Bombino notes its responsibility is to make sure customer needs are clearly understood and met. “It really comes down to being in front of customers on a regular basis and ensuring dialogue happens. Some companies don’t follow up for weeks or months. One of our strengths is we have a large enough team that makes sure they are talking to customers about what’s new at Saputo.”

As the market evolves, Saputo is looking at innovation beyond product and services. Changes will include efficiency improvements in production, packaging and logistics throughout its plant network. “We have been very focused on the operational side to take costs out wherever possible.” This includes working to reduce its environmental footprint throughout a product’s life cycle and implementing sustainability metrics to gain further insight into operational efficiency. Among other initiatives this year, it has partnered with Energy Star to reduce consumption even further.

Additionally, the company plays a prominent role in the communities it serves, donating one per cent of pre-tax profits to local organizations focused on providing a healthy lifestyle through good nutrition and physical activity. This commitment comes in the form of financial contributions, employee volunteering and product donations. Recipients are community- and sport-minded organizations such as Breakfast Clubs of Canada and Quebec as well as Camp Taillevent for youths from disadvantaged areas of Quebec.

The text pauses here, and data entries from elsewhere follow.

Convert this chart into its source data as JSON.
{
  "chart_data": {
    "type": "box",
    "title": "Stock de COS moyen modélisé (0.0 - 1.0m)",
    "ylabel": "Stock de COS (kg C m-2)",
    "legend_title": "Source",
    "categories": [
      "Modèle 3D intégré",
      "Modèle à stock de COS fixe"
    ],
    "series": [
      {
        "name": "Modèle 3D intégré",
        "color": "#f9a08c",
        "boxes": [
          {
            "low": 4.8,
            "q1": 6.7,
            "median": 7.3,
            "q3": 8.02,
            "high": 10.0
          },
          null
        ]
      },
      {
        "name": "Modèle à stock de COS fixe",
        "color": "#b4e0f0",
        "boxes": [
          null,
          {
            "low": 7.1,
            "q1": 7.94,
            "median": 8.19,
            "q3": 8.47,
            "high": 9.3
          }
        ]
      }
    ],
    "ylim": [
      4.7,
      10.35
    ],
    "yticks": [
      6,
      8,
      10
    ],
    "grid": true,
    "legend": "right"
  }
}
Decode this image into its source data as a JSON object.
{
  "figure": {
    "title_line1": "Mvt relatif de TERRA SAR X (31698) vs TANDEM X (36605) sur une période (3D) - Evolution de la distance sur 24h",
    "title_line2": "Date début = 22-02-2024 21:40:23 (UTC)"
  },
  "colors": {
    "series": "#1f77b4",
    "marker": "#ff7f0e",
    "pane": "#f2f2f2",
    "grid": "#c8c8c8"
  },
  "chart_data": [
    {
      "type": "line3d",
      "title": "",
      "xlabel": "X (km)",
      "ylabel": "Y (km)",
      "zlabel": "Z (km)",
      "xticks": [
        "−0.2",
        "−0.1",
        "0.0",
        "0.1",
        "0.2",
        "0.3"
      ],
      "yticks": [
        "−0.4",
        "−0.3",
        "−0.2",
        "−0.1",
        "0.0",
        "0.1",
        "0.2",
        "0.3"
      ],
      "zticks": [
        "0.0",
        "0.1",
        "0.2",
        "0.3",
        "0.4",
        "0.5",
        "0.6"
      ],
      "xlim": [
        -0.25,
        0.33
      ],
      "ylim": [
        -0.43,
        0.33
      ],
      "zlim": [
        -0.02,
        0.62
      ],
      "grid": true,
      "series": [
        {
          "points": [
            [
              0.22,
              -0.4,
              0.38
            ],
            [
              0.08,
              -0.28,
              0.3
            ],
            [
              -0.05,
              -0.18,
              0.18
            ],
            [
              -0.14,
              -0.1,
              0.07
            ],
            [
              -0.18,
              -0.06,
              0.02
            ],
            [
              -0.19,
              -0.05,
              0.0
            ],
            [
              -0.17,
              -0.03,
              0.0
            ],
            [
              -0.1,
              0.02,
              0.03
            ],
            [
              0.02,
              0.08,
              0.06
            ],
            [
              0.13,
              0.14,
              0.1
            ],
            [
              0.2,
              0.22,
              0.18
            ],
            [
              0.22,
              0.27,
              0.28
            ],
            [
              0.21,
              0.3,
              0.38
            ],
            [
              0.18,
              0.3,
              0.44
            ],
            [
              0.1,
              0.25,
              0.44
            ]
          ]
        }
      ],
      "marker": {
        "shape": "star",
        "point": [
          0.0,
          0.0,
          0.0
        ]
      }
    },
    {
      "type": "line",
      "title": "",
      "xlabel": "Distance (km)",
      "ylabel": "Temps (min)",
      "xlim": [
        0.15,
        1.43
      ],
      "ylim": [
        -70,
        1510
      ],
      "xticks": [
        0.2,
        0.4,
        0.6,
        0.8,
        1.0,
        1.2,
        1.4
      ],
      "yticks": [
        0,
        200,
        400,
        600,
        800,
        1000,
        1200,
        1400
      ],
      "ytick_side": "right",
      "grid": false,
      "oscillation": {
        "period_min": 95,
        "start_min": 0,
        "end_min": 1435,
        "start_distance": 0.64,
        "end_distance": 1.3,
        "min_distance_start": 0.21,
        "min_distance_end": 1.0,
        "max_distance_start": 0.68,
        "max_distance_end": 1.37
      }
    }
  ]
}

The company puts a similar focus on its employees through the Saputo Health & Wellness – Feed Your Life program. It provides tools, activities, information and reference materials to help its employees maintain a healthy lifestyle, says Sandy Vassiadia, director of Corporate Communications for Saputo in Montreal.

As part of the initiative, Saputo focuses on a different theme each month, such as healthy diets, cardiovascular health and prostate testing. “There is a huge range of group activities,” Vassiadia says. “Employees have formed walking and cycling groups; some do kickboxing at lunch; others are in a buddy system for quitting smoking.… There’s a slew of things we do to make sure they are getting the right information to adopt a healthy lifestyle.”

Whatever the initiative, Bombino believes it’s the people that count the most. “We strongly believe our success is based on the people we have working on our organization. It’s everyone, from foodservice, logistics and plant operations, to the top management levels. They are what give us our competitive advantage.”